Intento imaginar en qué se puede trabajar en un campo de concentración. Pero no consigo imaginar la realidad, tal como la conocí después. En el fondo, no por falta de imaginación, sino sencillamente porque no supe extraer todas las consecuencias de los datos que ya poseía. El dato esencial es que somos mano de obra. En la medida en que no hemos sido fusilados, inmediatamente después de nuestra detención, y en la medida también en que no entramos en la categoría de gente por exterminar, pase lo que pase y sea como sea, como sucede con los judíos, nos hemos convertido en mano de obra. Una especie particular de mano de obra, claro está, ya que no tenemos libertad para vender nuestra fuerza de trabajo, ya que no estamos obligados a vender libremente nuestra fuerza de trabajo. Las SS no compran nuestra fuerza de trabajo, nos la arrebatan, sencillamente, por los medios de coacción más desprovistos de cualquier justificación, por la violencia pura y simple. Porque lo esencial es que somos mano de obra. Sólo que, como nuestra fuerza de trabajo no se compra, no es necesario, económicamente, asegurar su reproducción. Cuando se haya agotado nuestra fuerza de trabajo, las SS irán a buscar más.

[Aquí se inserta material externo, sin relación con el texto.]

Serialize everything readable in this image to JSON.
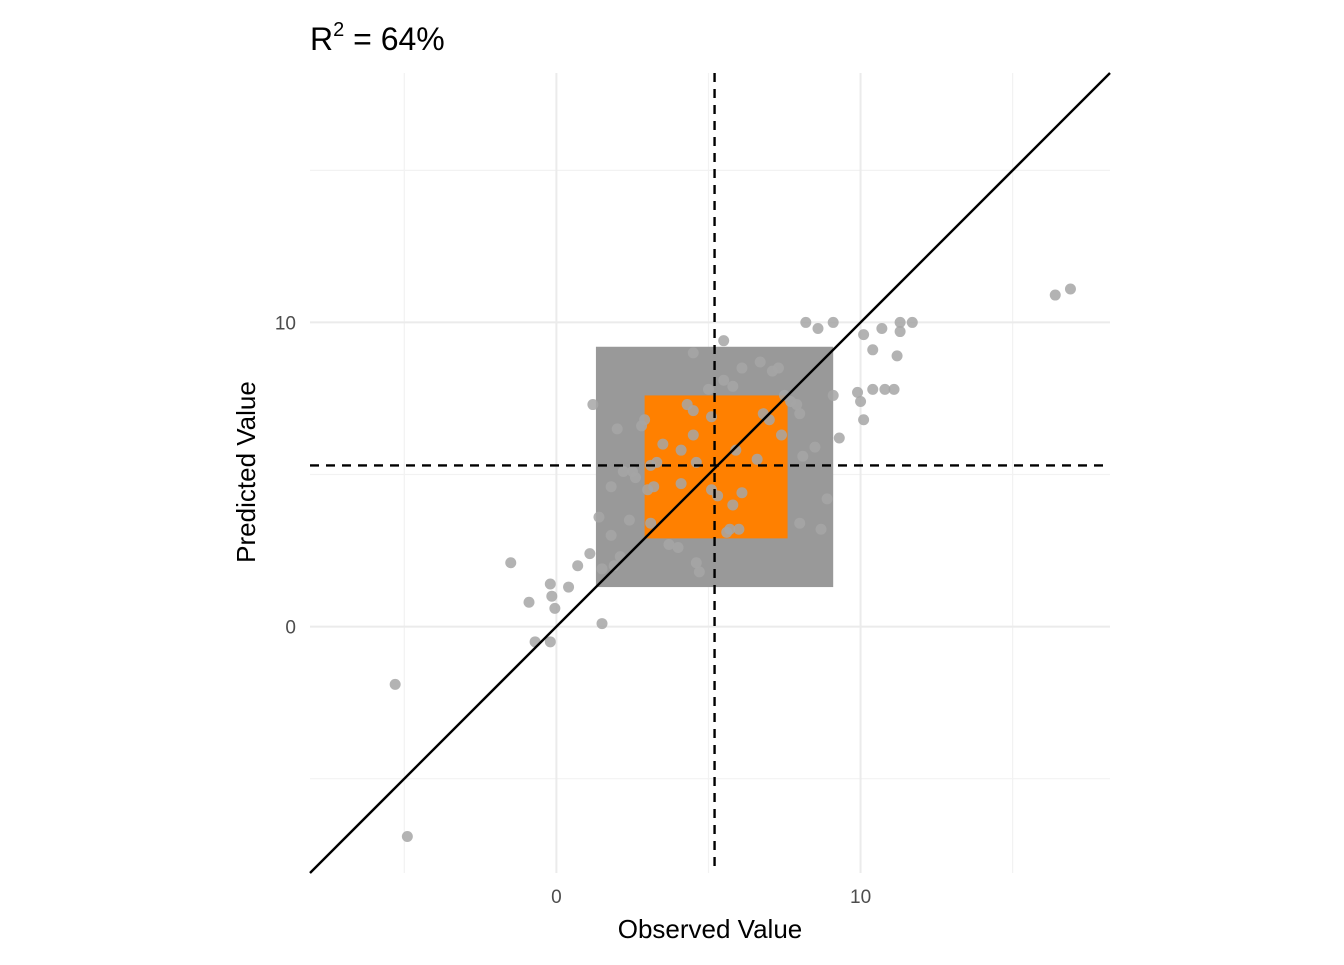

Hoy, diecisiete años después de aquel viaje, cuando recuerdo aquel día, en el transcurso de aquel viaje de hace diecisiete años, en que trataba de imaginar qué clase de vida podía hacerse en un campo de concentración, se superponen imágenes diversas, capas sucesivas de imágenes. Del mismo modo que, cuando un avión pica hacia tierra, hacia la pista de aterrizaje, atraviesa varias capas de formaciones nubosas, a veces pesadas y espesas y otras algodonosas y lateralmente iluminadas por los rayos de un sol invisible, o encuentra, entre dos capas de nubes, una franja de cielo libre y azul, por encima del aborregamiento algodonoso en el que se va a hundir después, en su vuelo hacía tierra firme. Cuando pienso hoy en todo aquello, se superponen varias capas de imágenes que provienen de lugares diferentes y de distintas épocas de mi vida. Primero están las imágenes que se fijaron en mi memoria durante los quince primeros días que siguieron a la liberación del campo, aquellos quince días en los que pude ver el campo desde fuera, desde el exterior, con una mirada completamente nueva, aun cuando seguía viviendo dentro de él, estando en su interior. Luego, por ejemplo, vienen las imágenes de Come back, África, aquella película de Rogosin sobre África del Sur, tras las cuales veía, en transparencia, el campo de cuarentena, cuando aparecían en la pantalla los barracones de los suburbios negros de Johannesburgo. Viene después aquel paisaje de chozas, en Madrid, aquel vallecito polvoriento y hediondo de La Elipa, a trescientos metros de los edificios de lujo, en donde se amontonan los trabajadores agrícolas expulsados de sus tierras, aquel repliegue del terreno donde se arremolinan las moscas y los gritos infantiles. Se trata de universos análogos, y más aún, en el campo teníamos agua corriente, pues ya se sabe lo aficionadas que son las SS a la higiene, a los perros de raza y a la música de Wagner.